Office-landlord executives' remarks, in particular, conveyed a new commitment to flexibility. Early panels addressed the dramatic expansion of co-working space startups, which some have deemed a threat to the traditional office business and the underlying landlord-tenant relationship. However, Boston Properties Inc. CEO Owen Thomas described the rise of WeWork Cos. as "very positive" for the traditional office business insofar as the startup and others like it aggregate demand from smaller bodies into a workable contract. Shared workspace startups have been responsible for 30 million square feet of net absorption since 2010, he said, citing estimates from the real estate investment management firm Jones Lang LaSalle Inc.
The shared workspace and traditional office business models are symbiotic, Thomas said.
"We still feel that the business we do with major corporations — that is, creating great space, creating great brand and image — is not going away."
Empire State Realty Trust Inc.
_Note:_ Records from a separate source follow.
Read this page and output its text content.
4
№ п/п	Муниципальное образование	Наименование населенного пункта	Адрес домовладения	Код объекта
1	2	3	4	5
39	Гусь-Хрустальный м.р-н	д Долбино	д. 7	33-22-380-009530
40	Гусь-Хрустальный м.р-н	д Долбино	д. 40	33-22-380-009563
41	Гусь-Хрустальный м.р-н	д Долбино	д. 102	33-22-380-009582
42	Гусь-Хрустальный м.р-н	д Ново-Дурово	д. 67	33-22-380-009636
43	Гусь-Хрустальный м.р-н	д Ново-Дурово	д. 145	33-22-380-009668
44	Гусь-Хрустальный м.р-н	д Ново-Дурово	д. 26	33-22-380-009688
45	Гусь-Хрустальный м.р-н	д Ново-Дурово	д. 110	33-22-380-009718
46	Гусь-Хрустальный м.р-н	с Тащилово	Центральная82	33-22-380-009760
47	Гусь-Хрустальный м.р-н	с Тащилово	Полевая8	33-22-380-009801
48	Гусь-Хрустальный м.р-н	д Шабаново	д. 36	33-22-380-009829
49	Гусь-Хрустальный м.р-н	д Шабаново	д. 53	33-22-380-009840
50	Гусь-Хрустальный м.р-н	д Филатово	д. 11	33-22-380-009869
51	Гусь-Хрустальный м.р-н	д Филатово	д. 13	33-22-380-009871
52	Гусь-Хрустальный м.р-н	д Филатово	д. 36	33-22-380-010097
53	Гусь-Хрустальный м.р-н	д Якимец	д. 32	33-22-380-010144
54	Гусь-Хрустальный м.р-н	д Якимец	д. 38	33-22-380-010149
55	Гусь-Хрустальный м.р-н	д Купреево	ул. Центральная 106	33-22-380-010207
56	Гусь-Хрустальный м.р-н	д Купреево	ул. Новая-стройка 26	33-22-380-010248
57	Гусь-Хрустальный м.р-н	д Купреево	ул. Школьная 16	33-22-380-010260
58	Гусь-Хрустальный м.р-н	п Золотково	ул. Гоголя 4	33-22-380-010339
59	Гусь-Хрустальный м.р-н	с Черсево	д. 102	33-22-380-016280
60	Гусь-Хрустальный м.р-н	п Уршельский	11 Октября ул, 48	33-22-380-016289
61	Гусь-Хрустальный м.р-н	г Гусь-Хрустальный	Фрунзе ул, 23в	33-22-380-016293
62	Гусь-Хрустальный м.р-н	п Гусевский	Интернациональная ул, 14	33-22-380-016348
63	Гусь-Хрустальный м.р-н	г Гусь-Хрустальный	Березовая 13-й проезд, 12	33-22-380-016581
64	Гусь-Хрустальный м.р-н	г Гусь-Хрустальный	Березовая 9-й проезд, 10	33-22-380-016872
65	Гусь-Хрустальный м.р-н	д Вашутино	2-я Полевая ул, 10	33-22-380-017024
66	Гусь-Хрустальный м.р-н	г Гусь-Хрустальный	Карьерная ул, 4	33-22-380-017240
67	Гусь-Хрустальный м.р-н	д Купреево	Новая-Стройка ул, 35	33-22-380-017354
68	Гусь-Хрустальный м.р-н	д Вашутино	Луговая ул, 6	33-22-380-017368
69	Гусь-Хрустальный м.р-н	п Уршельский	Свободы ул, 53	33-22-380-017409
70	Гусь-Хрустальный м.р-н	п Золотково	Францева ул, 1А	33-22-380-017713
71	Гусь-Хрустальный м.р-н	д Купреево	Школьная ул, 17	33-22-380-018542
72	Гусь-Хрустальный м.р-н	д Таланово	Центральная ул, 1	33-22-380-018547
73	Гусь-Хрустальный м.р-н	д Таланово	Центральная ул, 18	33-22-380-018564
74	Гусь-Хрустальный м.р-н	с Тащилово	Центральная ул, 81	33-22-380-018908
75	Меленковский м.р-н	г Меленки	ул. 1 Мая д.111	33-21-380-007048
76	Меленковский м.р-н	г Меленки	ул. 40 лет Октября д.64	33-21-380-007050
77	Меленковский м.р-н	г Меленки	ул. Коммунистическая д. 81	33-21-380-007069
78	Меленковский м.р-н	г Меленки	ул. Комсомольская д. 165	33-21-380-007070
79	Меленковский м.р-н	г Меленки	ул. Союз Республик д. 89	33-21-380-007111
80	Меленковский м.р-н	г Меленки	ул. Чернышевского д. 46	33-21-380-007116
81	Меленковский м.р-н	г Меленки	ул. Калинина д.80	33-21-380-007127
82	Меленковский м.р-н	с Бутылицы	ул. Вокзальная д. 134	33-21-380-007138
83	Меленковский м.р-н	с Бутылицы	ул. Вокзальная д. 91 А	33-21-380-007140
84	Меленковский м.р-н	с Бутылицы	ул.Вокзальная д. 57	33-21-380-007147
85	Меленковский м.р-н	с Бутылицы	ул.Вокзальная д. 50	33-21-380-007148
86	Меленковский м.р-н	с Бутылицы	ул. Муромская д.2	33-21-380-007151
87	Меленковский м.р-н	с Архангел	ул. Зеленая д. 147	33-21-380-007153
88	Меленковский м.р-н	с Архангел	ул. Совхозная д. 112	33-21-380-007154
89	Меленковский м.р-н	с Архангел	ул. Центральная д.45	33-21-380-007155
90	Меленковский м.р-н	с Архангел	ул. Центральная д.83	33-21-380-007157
Chairman and CEO Anthony Malkin, by contrast, called the so-called WeWork phenomenon "much more chilling." He argued that the shared workspace model compromises traditional office security measures and accelerates wear and tear on the space. But Malkin applauded WeWork's improvements in the areas of tenant relations and amenities — in short, the dressing down of formal workspaces and the jettisoning of private offices for shared areas — innovations, he said, which traditional office landlords and tenants themselves are incorporating into their own businesses in order to improve "the quality of human contact" at their own properties.
"We did it ourselves," Malkin said of the co-working model, "although we do not do kegs and skee-ball and ping-pong."
Malkin said new tech has facilitated more sophisticated monitoring of two of Empire State Realty's chief portfolio priorities: air quality and energy efficiency. The Empire State Building, the crown jewel of the company's portfolio, is, despite its age, the world's largest wireless network system in a single building.
"The energy efficiency lessons that we learned there we've deployed throughout our portfolio," he said.
Boston Properties' Thomas said tenant services are a new focus for the company and will likely be a dynamic new arena industry-wide. A plethora of new mobile applications — an "app for everything" — are transforming high-friction processes and communication channels. Gaining entry, ordering food, organizing floor space will all be streamlined.
"I think you're going to see a lot more sophistication and a lot more community built, particularly in office complexes, but also in specific buildings," he said.